I guess that’s her Mother, she’s the same build’.


‘You could be right,’ George responds, ‘I can never see these things, you going to find out?’


‘I’d better, hadn’t I? I don’t know how long I’ll be.’


‘That’s alright love, I’ve got the paper, don’t suppose these things can be hurried really, even though it’s probably best, I mean …’


Margaret opens the car door and gets out, lifting the carry cot out of the back, and then leaning in for her handbag.


‘If it’s going to be very long, I’ll nip out and let you know.’


She closes the car door, pulls her shoulders back and walks over to the woman. George sits back and sighs, she’s forgotten her umbrella. He sits listening to the drill of rain on the car roof, then picks up the paper; the Kray trial continues, the jury have been sent for flu vaccinations, but the paper’s more excited about North Sea Gas.


He’s done the crossword and the car is isolated by its own fogged windows before, as he winds down the window to clear the fug, he catches sight of Margaret at the door again. She is now also carrying the small bunch of flowers and a bulging net shopping bag, just behind her there’s a young nurse holding the carry cot in both hands. George swiftly shoves the Mirror under his seat, grabs the umbrella, and gets out of the car, hurrying over to the two women. Margaret immediately fills his hands with flowers and bags, and grabs the umbrella. She turns to take the carrycot from the nurse.


‘Thank you, we can manage from here.’


They walk back to the car where the carry cot and its contents are carefully placed on the backseat. Margaret gets in next to the cot.
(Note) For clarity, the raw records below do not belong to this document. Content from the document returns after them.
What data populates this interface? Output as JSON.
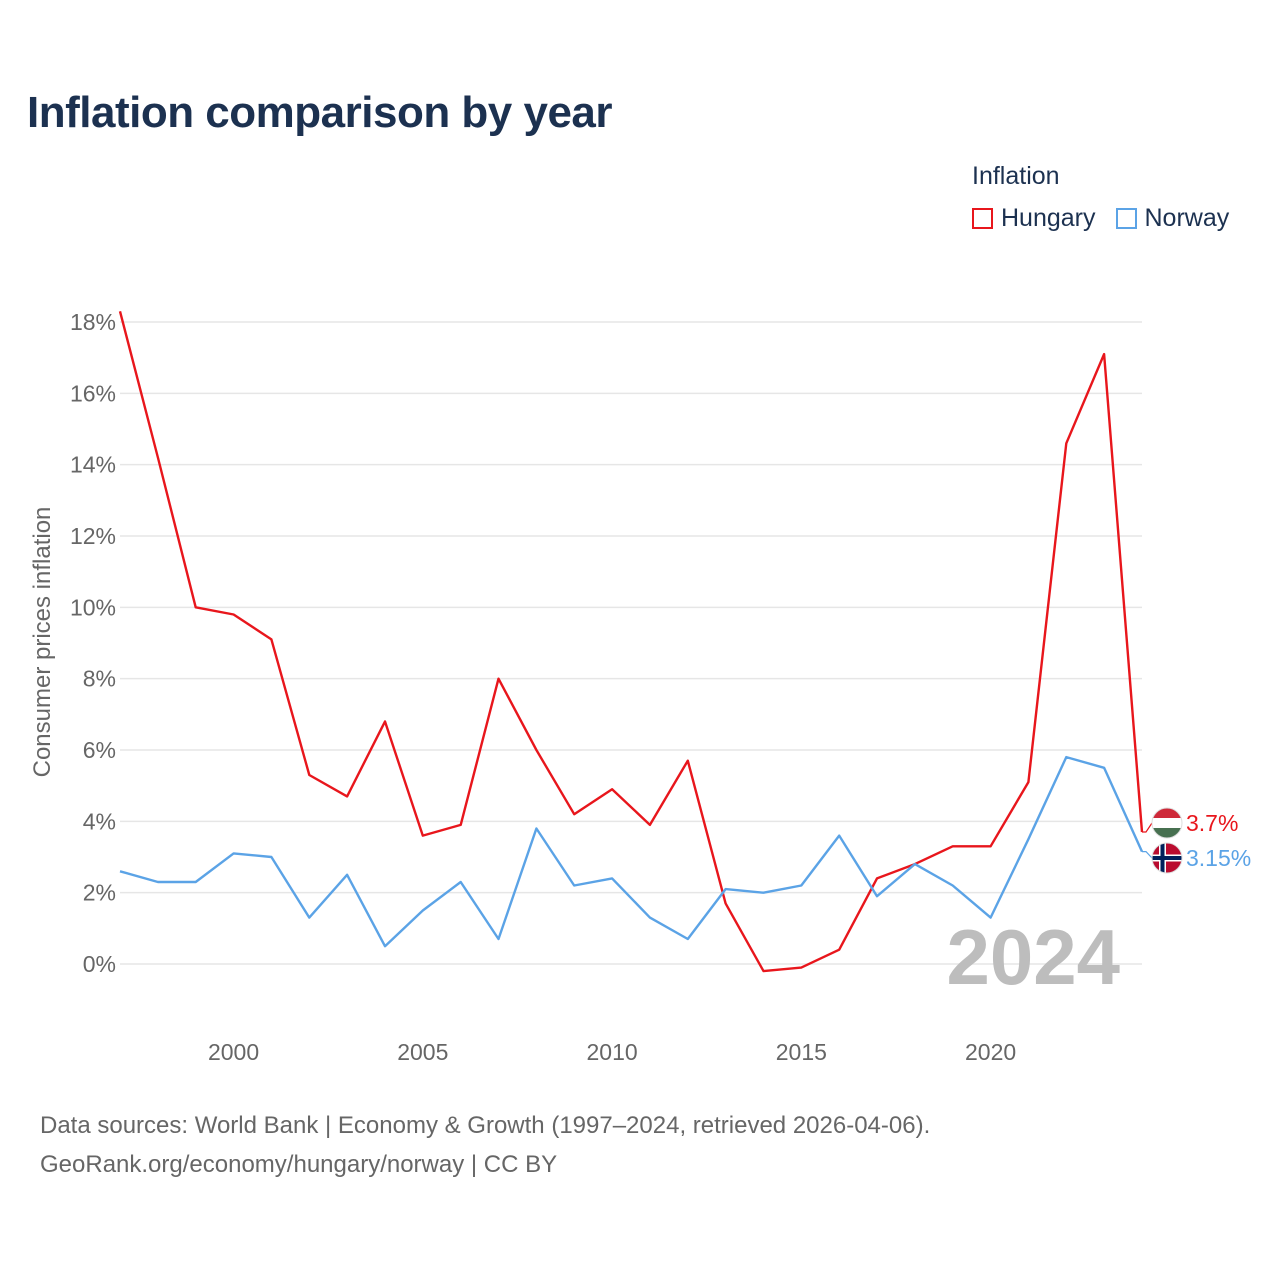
{
  "title": "Inflation comparison by year",
  "legend": {
    "title": "Inflation",
    "items": [
      {
        "label": "Hungary",
        "color": "#e8161c"
      },
      {
        "label": "Norway",
        "color": "#5ba3e6"
      }
    ]
  },
  "year_watermark": "2024",
  "source": {
    "line1": "Data sources: World Bank | Economy & Growth (1997–2024, retrieved 2026-04-06).",
    "line2": "GeoRank.org/economy/hungary/norway | CC BY"
  },
  "chart_data": {
    "type": "line",
    "title": "Inflation comparison by year",
    "ylabel": "Consumer prices inflation",
    "xlabel": "",
    "xlim": [
      1997,
      2024
    ],
    "ylim": [
      -2,
      18
    ],
    "x_ticks": [
      {
        "value": 2000,
        "label": "2000"
      },
      {
        "value": 2005,
        "label": "2005"
      },
      {
        "value": 2010,
        "label": "2010"
      },
      {
        "value": 2015,
        "label": "2015"
      },
      {
        "value": 2020,
        "label": "2020"
      }
    ],
    "y_ticks": [
      {
        "value": 0,
        "label": "0%"
      },
      {
        "value": 2,
        "label": "2%"
      },
      {
        "value": 4,
        "label": "4%"
      },
      {
        "value": 6,
        "label": "6%"
      },
      {
        "value": 8,
        "label": "8%"
      },
      {
        "value": 10,
        "label": "10%"
      },
      {
        "value": 12,
        "label": "12%"
      },
      {
        "value": 14,
        "label": "14%"
      },
      {
        "value": 16,
        "label": "16%"
      },
      {
        "value": 18,
        "label": "18%"
      }
    ],
    "grid": true,
    "x": [
      1997,
      1998,
      1999,
      2000,
      2001,
      2002,
      2003,
      2004,
      2005,
      2006,
      2007,
      2008,
      2009,
      2010,
      2011,
      2012,
      2013,
      2014,
      2015,
      2016,
      2017,
      2018,
      2019,
      2020,
      2021,
      2022,
      2023,
      2024
    ],
    "series": [
      {
        "name": "Hungary",
        "color": "#e8161c",
        "end_label": "3.7%",
        "values": [
          18.3,
          14.2,
          10.0,
          9.8,
          9.1,
          5.3,
          4.7,
          6.8,
          3.6,
          3.9,
          8.0,
          6.0,
          4.2,
          4.9,
          3.9,
          5.7,
          1.7,
          -0.2,
          -0.1,
          0.4,
          2.4,
          2.8,
          3.3,
          3.3,
          5.1,
          14.6,
          17.1,
          3.7
        ]
      },
      {
        "name": "Norway",
        "color": "#5ba3e6",
        "end_label": "3.15%",
        "values": [
          2.6,
          2.3,
          2.3,
          3.1,
          3.0,
          1.3,
          2.5,
          0.5,
          1.5,
          2.3,
          0.7,
          3.8,
          2.2,
          2.4,
          1.3,
          0.7,
          2.1,
          2.0,
          2.2,
          3.6,
          1.9,
          2.8,
          2.2,
          1.3,
          3.5,
          5.8,
          5.5,
          3.15
        ]
      }
    ]
  }
}
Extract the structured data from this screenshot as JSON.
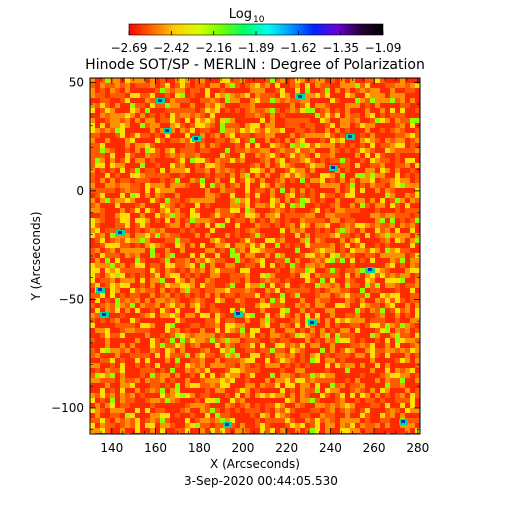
{
  "colorbar": {
    "label": "Log",
    "label_subscript": "10",
    "tick_labels": [
      "-2.69",
      "-2.42",
      "-2.16",
      "-1.89",
      "-1.62",
      "-1.35",
      "-1.09"
    ],
    "gradient_colors": [
      "#ff0000",
      "#ff6600",
      "#ffcc00",
      "#d8ff00",
      "#70ff00",
      "#00ff66",
      "#00ffee",
      "#0099ff",
      "#0022ff",
      "#6a00d8",
      "#2a003a",
      "#000000"
    ]
  },
  "chart_data": {
    "type": "heatmap",
    "title": "Hinode SOT/SP - MERLIN : Degree of Polarization",
    "xlabel": "X (Arcseconds)",
    "ylabel": "Y (Arcseconds)",
    "x_ticks": [
      140,
      160,
      180,
      200,
      220,
      240,
      260,
      280
    ],
    "y_ticks": [
      50,
      0,
      -50,
      -100
    ],
    "xlim": [
      130,
      281
    ],
    "ylim": [
      -112,
      52
    ],
    "value_range": [
      -2.69,
      -1.09
    ],
    "value_scale": "log10",
    "colormap": "red-yellow-green-blue-black",
    "dominant_colors": [
      "#ff2a00",
      "#ff5a00",
      "#ff9000",
      "#ffe000",
      "#8fff00"
    ]
  },
  "footer": {
    "timestamp": "3-Sep-2020 00:44:05.530"
  }
}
George dumps the flowers, which turn out to be freesias, on the front passenger seat, together with the bags; the umbrella is left dripping in the footwell.


‘Right, let’s go. You said Chingford?’


‘Yes, I’ve got the directions for once we get there, shouldn’t take much more than half an hour or so.’


In less time than that they are pulling up outside a well-kept semi-detached house. Through the tick of the windscreen wipers George sees the curtains twitch and, before either of them are out of the car, the front door is open. The woman at the door is tall with curly fair hair, she’s both smiling and trying not to cry, and looks like she has anchored herself to the door frame; behind her is another face, pale and bobbing in the dim hallway.


Margaret inhales deeply,


‘Come on then.’


They manoeuvre themselves and their various burdens out of the vehicle and up the garden path where they are welcomed into the house.


After about half an hour the door opens again, Margaret and George come out, empty handed, at the end of the path they turn briefly, as if to wave goodbye, but the door is already shut. They get back into the car and sit quietly for a moment, the scent of freesias still hanging in the air. George starts the car and they move off into the gathering gloom of late afternoon.


In the house a light goes on in an upstairs room.